If Hamas is pacing its missile fire, it means they’re in it for the long haul. If they’re crossing red lines by firing missiles at Dimona as well as Ben Gurion airport, it means they’re going all out. The question is why.
Some analysts point to likely Iranian involvement— indeed use of the long-range M-302, not previously in the arsenal of Hamas, underscores that suggestion. It’s true that Hamas’s relations with Iran have been somewhat cooler since they fell out over the Syrian civil war (Hamas sided with their Sunni co-religionists; Tehran has thrown its full weight behind the Assad regime). But the Iranians have a lot of cards to play in Gaza, including Islamic Jihad and other Palestinian factions, as well as Hamas itself. As Israeli analyst Shimon Shapira commented recently, “Iran is more than capable of going over the head of Hamas’s political leadership and arming its military commanders directly.”
If Iran is not in fact driving the campaign, then Hamas may be putting on a demonstration for Tehran of how helpful it can be to the Islamic Republic.
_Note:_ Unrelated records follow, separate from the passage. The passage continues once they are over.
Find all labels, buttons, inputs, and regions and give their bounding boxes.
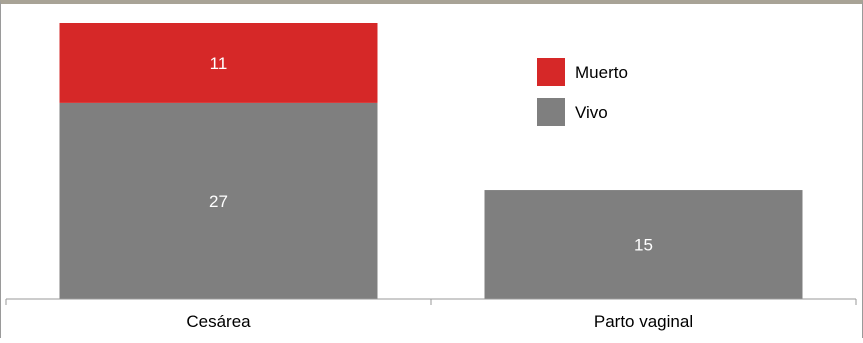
x-axis: Cesárea Parto vaginal xyxy=(5,298,857,331)
legend: Muerto Vivo xyxy=(537,58,628,126)
legend-swatch-muerto xyxy=(537,58,565,86)
data-label-muerto-1: 11 xyxy=(210,54,228,73)
legend-label-vivo: Vivo xyxy=(575,103,608,122)
bar-vivo-2 xyxy=(484,190,803,299)
data-label-vivo-2: 15 xyxy=(634,236,653,255)
bars-layer: 27 11 15 xyxy=(59,23,803,299)
x-tick-label-1: Cesárea xyxy=(186,312,251,331)
bar-vivo-1 xyxy=(59,102,378,299)
legend-swatch-vivo xyxy=(537,98,565,126)
bar-muerto-1 xyxy=(59,23,378,103)
legend-label-muerto: Muerto xyxy=(575,63,628,82)
data-label-vivo-1: 27 xyxy=(209,192,228,211)
stacked-bar-chart: 27 11 15 Cesárea Parto vaginal Muerto Vivo xyxy=(5,23,857,331)
x-tick-label-2: Parto vaginal xyxy=(594,312,693,331)
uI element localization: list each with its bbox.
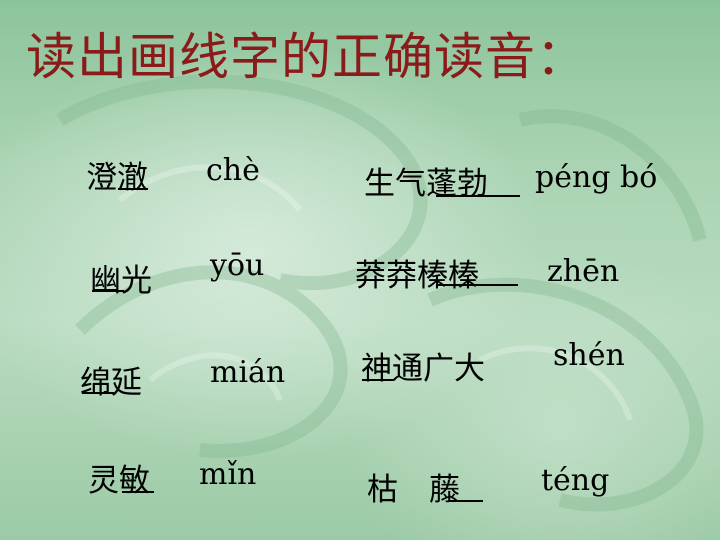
- pinyin-item-8: téng: [541, 463, 610, 498]
- word-item-5: 绵延: [80, 357, 142, 402]
- word-item-6: 神通广大: [361, 343, 485, 388]
- word-text: 绵延: [80, 365, 142, 401]
- underline-mark: [436, 195, 520, 197]
- underline-mark: [82, 392, 114, 394]
- underline-mark: [362, 379, 394, 381]
- pinyin-item-5: mián: [210, 355, 286, 390]
- word-text: 莽莽榛榛: [355, 258, 479, 294]
- pinyin-item-6: shén: [553, 338, 625, 373]
- word-item-1: 澄澈: [86, 152, 148, 197]
- word-text: 枯 藤: [367, 472, 460, 508]
- pinyin-item-7: mǐn: [199, 457, 257, 492]
- word-text: 澄澈: [86, 160, 148, 196]
- word-item-8: 枯 藤: [367, 464, 460, 509]
- underline-mark: [122, 491, 154, 493]
- word-text: 神通广大: [361, 351, 485, 387]
- underline-mark: [436, 284, 518, 286]
- pinyin-item-2: péng bó: [535, 160, 658, 195]
- word-item-7: 灵敏: [88, 455, 150, 500]
- word-text: 幽光: [90, 263, 152, 299]
- word-text: 灵敏: [88, 463, 150, 499]
- pinyin-item-3: yōu: [210, 248, 265, 283]
- underline-mark: [118, 188, 148, 190]
- word-item-3: 幽光: [90, 255, 152, 300]
- underline-mark: [449, 500, 483, 502]
- pinyin-item-1: chè: [206, 153, 260, 188]
- underline-mark: [92, 290, 124, 292]
- page-title: 读出画线字的正确读音：: [26, 28, 587, 86]
- pinyin-item-4: zhēn: [547, 254, 620, 289]
- word-item-4: 莽莽榛榛: [355, 250, 479, 295]
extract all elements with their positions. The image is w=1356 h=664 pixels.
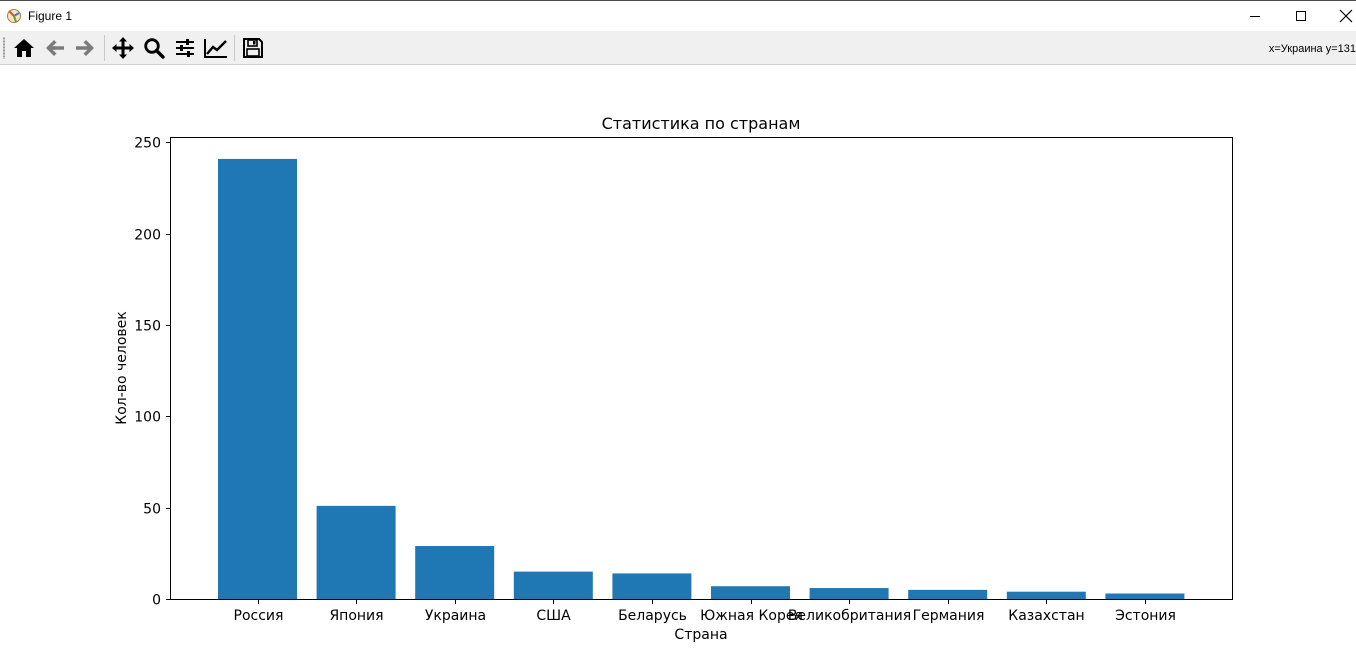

With Hezbollah tied down in Syria fighting alongside Assad, Hamas is more useful to Iran than ever—especially since Hamas is now in possession of long-range missiles capable of striking anywhere inside Israel, making it another tool of Iranian deterrence should the Israelis consider striking Iran’s nuclear weapons facilities.
In other words, the strategic picture of the Middle East hasn’t changed one bit. As the Obama White House seeks to sign a permanent deal with Iran by July 20, the key threat not only to Israel but to American interests remains . . . Iran. Too bad the Obama administration can’t come to grips with that reality.